Por: B.N. Rozo
Al contrario de las generaciones que nos precedieron, quizás fruto de una crítica a aquellas cualidades que se solían circunscribir únicamente a la esfera de lo femenino, de la deconstrucción de esas masculinidades que se negaban a expresar su interioridad, de una mayor valoración de la introspección (no digamos narcisismo) y de la manifestación de los sentimientos propios, nuestra generación pareciera estar asombrada con la palabra amor y, sobre todo, con una necesidad de expresarlo, buscarlo y, sobre todo, alardear de él (incluso, del sufrimiento que provoca).

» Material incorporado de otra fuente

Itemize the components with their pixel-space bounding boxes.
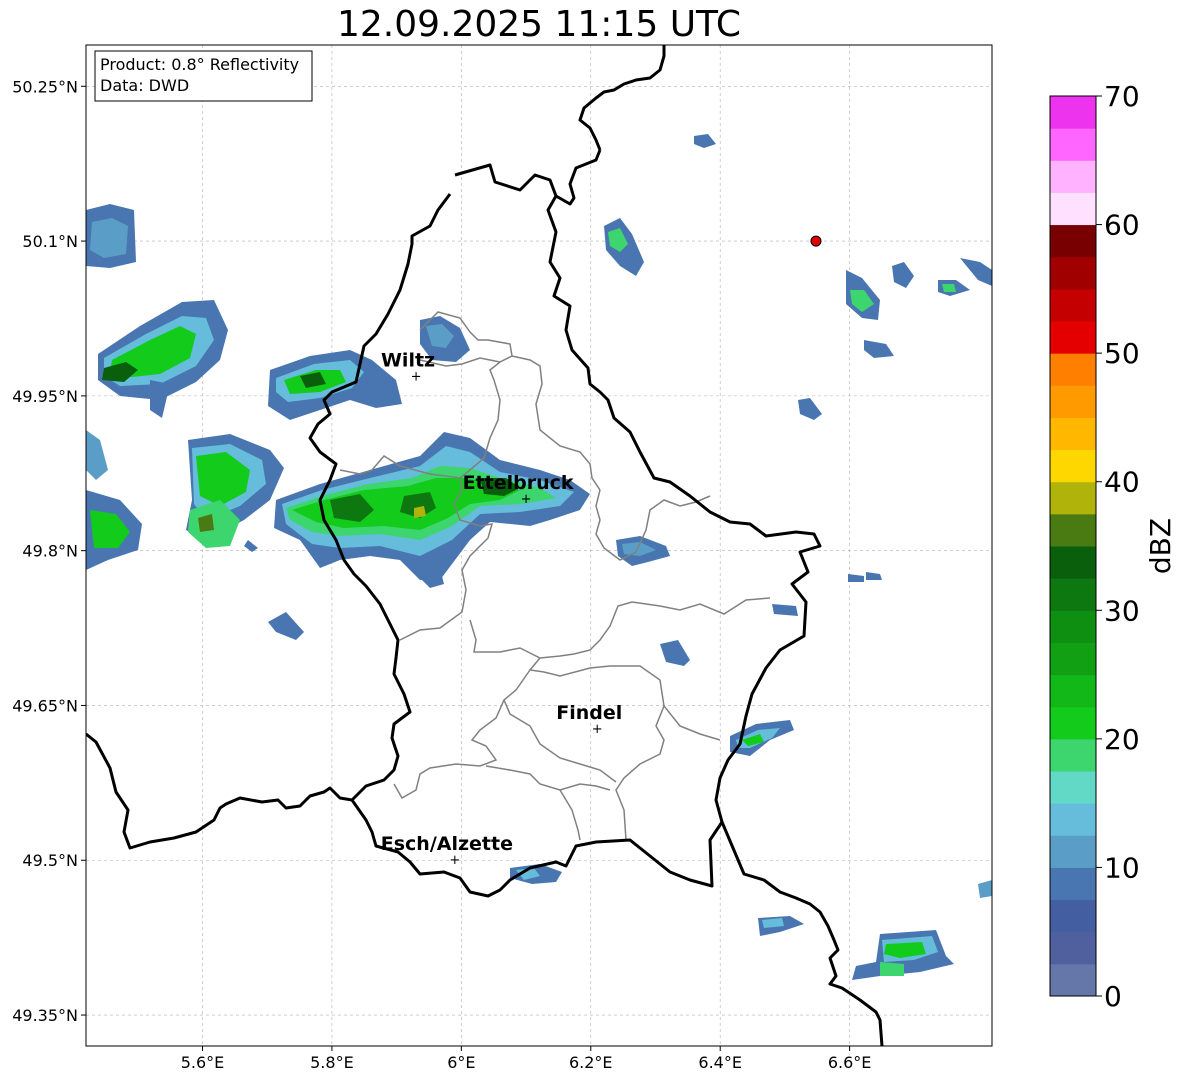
lat-tick-label: 50.1°N — [22, 232, 78, 251]
colorbar-segment — [1050, 610, 1096, 643]
lat-tick-label: 49.95°N — [12, 387, 78, 406]
colorbar-segment — [1050, 546, 1096, 579]
radar-map-figure: 5.6°E 5.8°E 6°E 6.2°E 6.4°E 6.6°E 50.25°N 50.1°… — [0, 0, 1184, 1081]
colorbar-label: dBZ — [1144, 518, 1177, 574]
colorbar-segment — [1050, 674, 1096, 708]
colorbar-segment — [1050, 192, 1096, 226]
colorbar-segment — [1050, 353, 1096, 386]
city-label: Findel — [556, 702, 622, 724]
city-label: Esch/Alzette — [381, 833, 513, 855]
colorbar-segment — [1050, 931, 1096, 965]
colorbar-tick-label: 60 — [1104, 209, 1140, 242]
colorbar-segment — [1050, 321, 1096, 354]
colorbar-segment — [1050, 128, 1096, 161]
city-marker-icon: + — [592, 722, 603, 737]
lat-tick-label: 49.5°N — [22, 851, 78, 870]
radar-site-marker — [810, 235, 822, 247]
product-info-box: Product: 0.8° Reflectivity Data: DWD — [94, 50, 313, 102]
echo-cell — [86, 204, 136, 268]
colorbar-tick-label: 10 — [1104, 851, 1140, 884]
colorbar-segment — [1050, 417, 1096, 451]
colorbar-segment — [1050, 738, 1096, 772]
colorbar-segment — [1050, 288, 1096, 322]
colorbar-segment — [1050, 385, 1096, 418]
colorbar-segment — [1050, 224, 1096, 258]
lon-tick-label: 5.6°E — [181, 1053, 225, 1072]
city-marker-icon: + — [411, 369, 422, 384]
city-marker-icon: + — [521, 492, 532, 507]
colorbar-tick-label: 50 — [1104, 337, 1140, 370]
lon-tick-label: 6.6°E — [828, 1053, 872, 1072]
colorbar-segment — [1050, 771, 1096, 804]
colorbar-segment — [1050, 803, 1096, 836]
data-source-label: Data: DWD — [100, 76, 189, 95]
colorbar-tick-label: 40 — [1104, 466, 1140, 499]
dbz-colorbar: 0 10 20 30 40 50 60 70 — [1049, 80, 1140, 1013]
colorbar-segment — [1050, 481, 1096, 515]
colorbar-segment — [1050, 867, 1096, 901]
colorbar-segment — [1050, 642, 1096, 676]
lon-tick-label: 6°E — [447, 1053, 475, 1072]
city-label: Wiltz — [381, 349, 435, 371]
city-marker-icon: + — [449, 853, 460, 868]
colorbar-tick-label: 30 — [1104, 594, 1140, 627]
lat-tick-label: 49.35°N — [12, 1006, 78, 1025]
colorbar-segment — [1050, 578, 1096, 611]
colorbar-segment — [1050, 706, 1096, 740]
lon-tick-label: 6.4°E — [698, 1053, 742, 1072]
city-label: Ettelbruck — [463, 472, 574, 494]
colorbar-segment — [1050, 96, 1096, 129]
colorbar-tick-label: 20 — [1104, 723, 1140, 756]
lon-tick-label: 6.2°E — [569, 1053, 613, 1072]
lat-tick-label: 50.25°N — [12, 77, 78, 96]
product-label: Product: 0.8° Reflectivity — [100, 55, 299, 74]
colorbar-tick-label: 70 — [1104, 80, 1140, 113]
colorbar-segment — [1050, 449, 1096, 483]
colorbar-segment — [1050, 835, 1096, 868]
colorbar-segment — [1050, 899, 1096, 933]
radar-site-dot — [810, 235, 822, 247]
colorbar-segment — [1050, 513, 1096, 547]
colorbar-segment — [1050, 160, 1096, 193]
colorbar-segment — [1050, 963, 1096, 997]
lat-tick-label: 49.65°N — [12, 696, 78, 715]
lon-tick-label: 5.8°E — [310, 1053, 354, 1072]
colorbar-segment — [1050, 256, 1096, 290]
lat-tick-label: 49.8°N — [22, 542, 78, 561]
colorbar-tick-label: 0 — [1104, 980, 1122, 1013]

Nuestra generación pareciera estar con la palabra “amor” siempre en la boca: amo a mis padres. Amo a mis amigos. Amo a mi pareja. Amo a mis gatos y quizá a mi perro. Amo a mi carro, a mi equipo de fútbol. Amo leer.
Estos superlativos del agrado buscan expresiones aún más exageradas cuando quieren manifestar un sentimiento que va más allá de esta palabra tan banalizada: por ejemplo, para la vida en pareja se traduce en una suerte de pantomima, de puesta en escena que se da en las redes sociales: fotos preparadas para mostrarles a los otros que amo, que alguien me ama, en un entorno idílico que poco tiene que ver con la dura convivencia. Una suerte de porno del afecto.
Esto, por supuesto, cuando se logra llegar a una relación de pareja que se prolongue en el tiempo: parecemos abocados a las relaciones furtivas y fortuitas, quizás por la misma razón objetiva por la que no podemos mantenernos en un mismo trabajo por mucho tiempo: al comienzo creemos haber llegado a un buen lugar, pero rápidamente entendemos que las condiciones no son adecuadas para nuestro desarrollo personal, no se nos valora lo suficiente o, simplemente, entendemos que en otro lado (incluso en soledad) estaríamos mejor.
No obstante, más allá de (ahora sí) este narcisismo, quizás subyacen dos hechos relacionados con nuestra experiencia capitalista: por un lado, la necesidad de consumir (y la sensación de placer que conlleva) nos conduce a un espíritu hedonista, claro, cuando las condiciones económicas lo permiten; por otra parte, los empleos basura nos han sepultado en las casas de nuestros padres, conscientes de que partir de allí es una apuesta demasiado alta para jugársela con alguien que, quizás, tenga una idea de amor tan liviana y fugaz como la nuestra.
Así, sufrimos una experiencia que se puede equiparar a la del pirómano: encendemos un fuego, vemos arder las cosas, pero no podemos, no queremos, ser partícipes de ese fuego, sufrirlo en realidad, nos quedamos con el humo y las cenizas.